Hello!
I’m trying to do something which is possibly a bit silly, involving training multiple things in the same neural net by adhering their loss functions. Here’s an example, in which a CNN learns image classification (on cifar10) and at the same time, a separate tensor, “noisyfriend” is told to decrease its norm:
import torch
import numpy as np
from torchvision import datasets
import torchvision.transforms as transforms
from torch.utils.data.sampler import SubsetRandomSampler
import torch.nn as nn
import torch.nn.functional as F
import torch.optim as optim
train_on_gpu=torch.cuda.is_available()
class Model(nn.Module):
def __init__(self):
super(Model, self).__init__()
self.noisyfriend = torch.normal(0, 1, size=(64, 64))
self.noisyfriend.requires_grad_()
if train_on_gpu:
self.noisyfriend.cuda()
self.conv1 = nn.Conv2d(3, 64, 3, padding = 1)
self.fc1 = nn.Linear(64*32*32, 256)
self.fc2 = nn.Linear(256, 10)
self.dropout = nn.Dropout(p=.2)
def forward(self, x):
conv_out = F.relu(self.conv1(x))
conv_out = conv_out.view(-1, 64*32*32)
y = self.dropout(conv_out)
fc1_out = F.relu(self.fc1(y))
z = self.dropout(fc1_out)
fc2_out = self.fc2(z)
noisyfriend = torch.linalg.norm(self.noisyfriend)
return fc2_out, noisyfriend
model = Model()
if train_on_gpu:
model.cuda()
optimizer = optim.SGD(model.parameters(), lr=.001)
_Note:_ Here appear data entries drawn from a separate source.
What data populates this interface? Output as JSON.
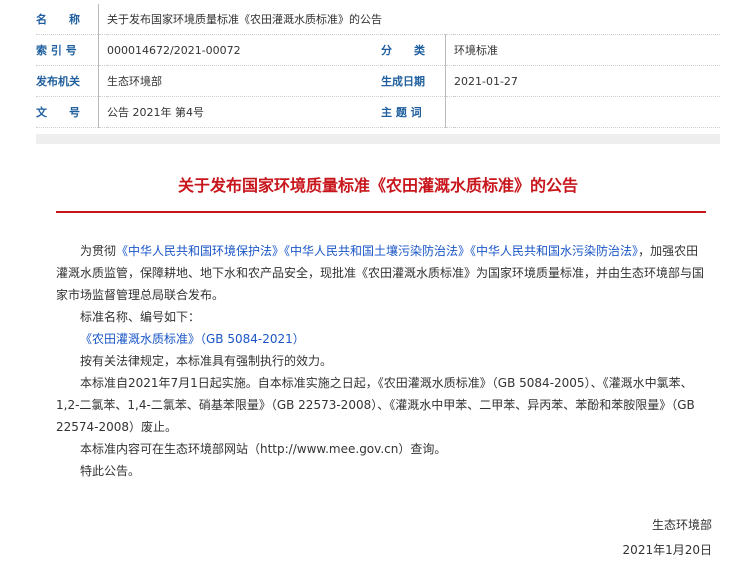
{
  "meta": {
    "name_label": "名　　称",
    "name_value": "关于发布国家环境质量标准《农田灌溉水质标准》的公告",
    "index_label": "索 引 号",
    "index_value": "000014672/2021-00072",
    "category_label": "分　　类",
    "category_value": "环境标准",
    "publisher_label": "发布机关",
    "publisher_value": "生态环境部",
    "date_label": "生成日期",
    "date_value": "2021-01-27",
    "docno_label": "文　　号",
    "docno_value": "公告 2021年 第4号",
    "subject_label": "主 题 词",
    "subject_value": ""
  },
  "title": "关于发布国家环境质量标准《农田灌溉水质标准》的公告",
  "body": {
    "p1_prefix": "为贯彻",
    "p1_law1": "《中华人民共和国环境保护法》",
    "p1_law2": "《中华人民共和国土壤污染防治法》",
    "p1_law3": "《中华人民共和国水污染防治法》",
    "p1_rest": "，加强农田灌溉水质监管，保障耕地、地下水和农产品安全，现批准《农田灌溉水质标准》为国家环境质量标准，并由生态环境部与国家市场监督管理总局联合发布。",
    "p2": "标准名称、编号如下：",
    "p3_link": "《农田灌溉水质标准》（GB 5084-2021）",
    "p4": "按有关法律规定，本标准具有强制执行的效力。",
    "p5": "本标准自2021年7月1日起实施。自本标准实施之日起，《农田灌溉水质标准》（GB 5084-2005）、《灌溉水中氯苯、1,2-二氯苯、1,4-二氯苯、硝基苯限量》（GB 22573-2008）、《灌溉水中甲苯、二甲苯、异丙苯、苯酚和苯胺限量》（GB 22574-2008）废止。",
    "p6": "本标准内容可在生态环境部网站（http://www.mee.gov.cn）查询。",
    "p7": "特此公告。"
  },
  "signature": {
    "org": "生态环境部",
    "date": "2021年1月20日"
  }
}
criterion = nn.CrossEntropyLoss()
n_epochs = 50
valid_loss_min = np.Inf
for epoch in range(n_epochs):
train_loss = 0.0
valid_loss = 0.0
# Model training
model.train()
for data, target in train_loader:
if train_on_gpu:
data, target = data.cuda(), target.cuda()
optimizer.zero_grad()
output = model(data)
loss = criterion(output[0], target) + output[1]
loss.backward()
optimizer.step()
train_loss += loss.item()*data.size(0)
# Model eval
model.eval()
for data, target in valid_loader:
if train_on_gpu:
data, target = data.cuda(), target.cuda()
output = model(data)[0]
loss = criterion(output, target)
valid_loss += loss.item()*data.size(0)
train_loss = train_loss/len(train_loader.sampler)
valid_loss = valid_loss/len(valid_loader.sampler)
print('Epoch: {} \tNoisy friend norm: {:.6f} \tCNN Loss: {:.6f}'.format(
epoch, torch.linalg.norm(model.noisyfriend).item(), valid_loss))
In short, our loss function is the cross entropy loss of the CNN components plus the (matrix) norm of a tensor which is otherwise unrelated to the CNN. What should happen is the CNN trains, and our tensor noisyfriend slowly becomes the 0 tensor. The CNN trains fine (or about as well as you’d expect from something so bare-bones!), but our noisyfriend stays resolutely at its exact, unchanged values. Here’s some output data:
Epoch: 0 Noisy friend norm: 63.723152 CNN Loss: 1.765747
Epoch: 1 Noisy friend norm: 63.723152 CNN Loss: 1.658773
Epoch: 2 Noisy friend norm: 63.723152 CNN Loss: 1.591563
Epoch: 3 Noisy friend norm: 63.723152 CNN Loss: 1.525593
I have tried everything I could think of, which might make the code a bit inelegant—double checking that gradients were on, and moving the norm computation to the forward function, just in case that would help. However, my changes have been in vain.
I know that my example is quite silly, but I am incredibly confused. Any help is greatly appreciated!